One-on-one with Chicago Police Supt. Eddie Johnson

ByCraig Wall WLS logo
Friday, December 29, 2017
One-on-one with Supt. Eddie Johnson
As another very violent year in the city winds down, Chicago Police Superintendent Eddie Johnson is pointing to progress, while conceding the police department can do better.

CHICAGO (WLS) -- As another very violent year in the city winds down, Chicago Police Superintendent Eddie Johnson is pointing to progress, while conceding the police department can do better.

He sat down with ABC7's Craig Wall to talk about what has worked and where the department will focus their efforts in the new year.

The superintendent concedes the homicides and shootings in 2017 are still far too high. But they have come down from the year before, which Johnson called horrible. Looking ahead, he vows the department will do better.

"Well you know what Craig, we came off of a horrible 2016, where we ended up with 771 murders for the year, now we're at roughly 640," said Supt. Johnson.

But in some typically violence plagued communities like Englewood, murders and shootings have dropped significantly. Part of that the Johnson attributes to successful community policing efforts which will be a priority next year.

In part 2 of the interview, Supt. Johnson talked about what has worked and where the department will focus their efforts in the new year.

"We have to make Chicago a safer place," said Johnson.

With nearly 650 murders so far this year Chicago is outpacing New York and Los Angeles combined. But Johnson says homicides are down about 15 percent from last year and shootings have dropped 21 percent.

"We're at, almost 120 murders down from last year and about 740 shootings, so with that in terms of raw numbers, we have over 850 families that don't have to suffer the trauma of gun violence," said Johnson.

Supt. Johnson said the department has made great strides in two of the historically most violent neighborhoods, Harrison and Englewood. He credits strategic initiatives and community policing efforts.

"Every bureau now is responsible for community engagement so that's the detectives, organized crime as well as the patrol division, so it's a department-wide philosophy," said Johnson. "[The] 7th district this year hosted a Halloween event and they had over 500 kids that attended Halloween, hosted by police officers in the Englewood District."

But Lori Lightfoot, President of the Chicago Police Board said more needs to be done, she points to the homicide clearance rate which she called woeful.

"The detective division has to do a better job, we cannot keep sending a signal to citizens, that killers can literally get away with murder and walk the streets with impunity," said Lightfoot.

But with the City Council approving multi-million dollar settlements for police misconduct this year, Lightfoot said that's been a setback for the department.
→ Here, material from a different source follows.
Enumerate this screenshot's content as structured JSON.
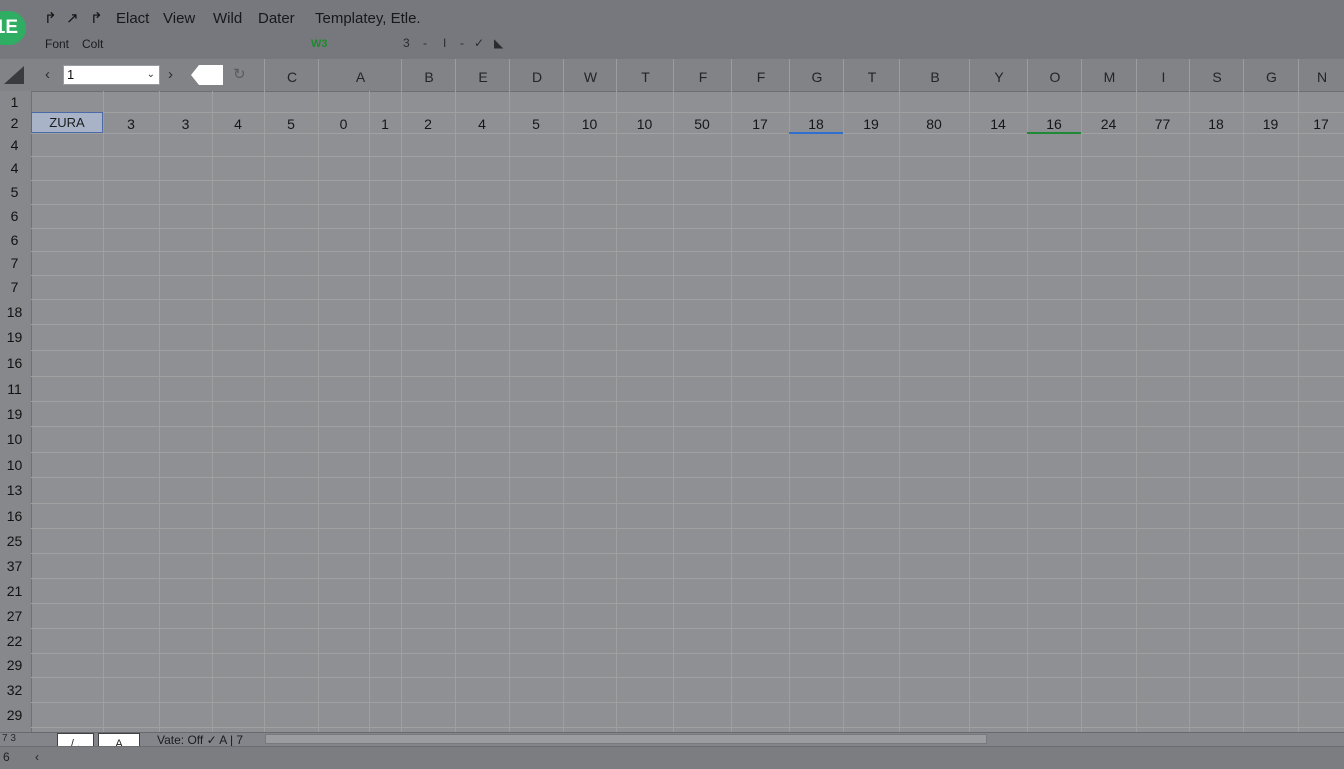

"The public is not going to have confidence that the police department is taking care of business, doing the right thing, turning the corner, whatever phrase you want to use, when they keep seeing a $31 million settlement, a $44 million settlement," said Chicago Police Board President Lori Lightfoot.

With the department under scrutiny for systemic problems of bias and officers protecting colleagues who cross the line, Wall asked the superintendent about reform efforts.

"Coming from where we were in this last year we've done a ton of reform efforts, so I personally would give us an 'A.' Can we do better, of course we can," said Johnson.

"I wouldn't give them an 'A,' in fact I'd give them an incomplete. And really there's a lot more work to be done to even give a grade," said Ed Yohnka, Communications Director with the ACLU of Illinois.

The ACLU's Ed Yohnka says the city and police department need a court enforced consent decree to really bring about the type of accountability that would amount to real reform. The superintendent said while people clamor for reform to happen more quickly he said he rather get it right the first time.

Johnson said the department has made strides in reform efforts with one example being body cameras providing more accountability for officers.

But he and others agree reducing violence is a community-wide effort that has to address poverty, which drives a lot of the violence.

"If we don't get at the root causes, it's just like playing whack-a-mole, the police department's going to be in a perpetual losing game, because we're not giving people hope," said Lightfoot.

Johnson said he plans to expand the community policing efforts in 2018 to include all departments and not just patrol.

When Johnson was asked if he had a goal for reducing homicides in 2018, he pointed out that homicides were down 15 percent this year. He said if they could reduce it another 15 percent next year that will be 30 percent down over two years, which he said would be good.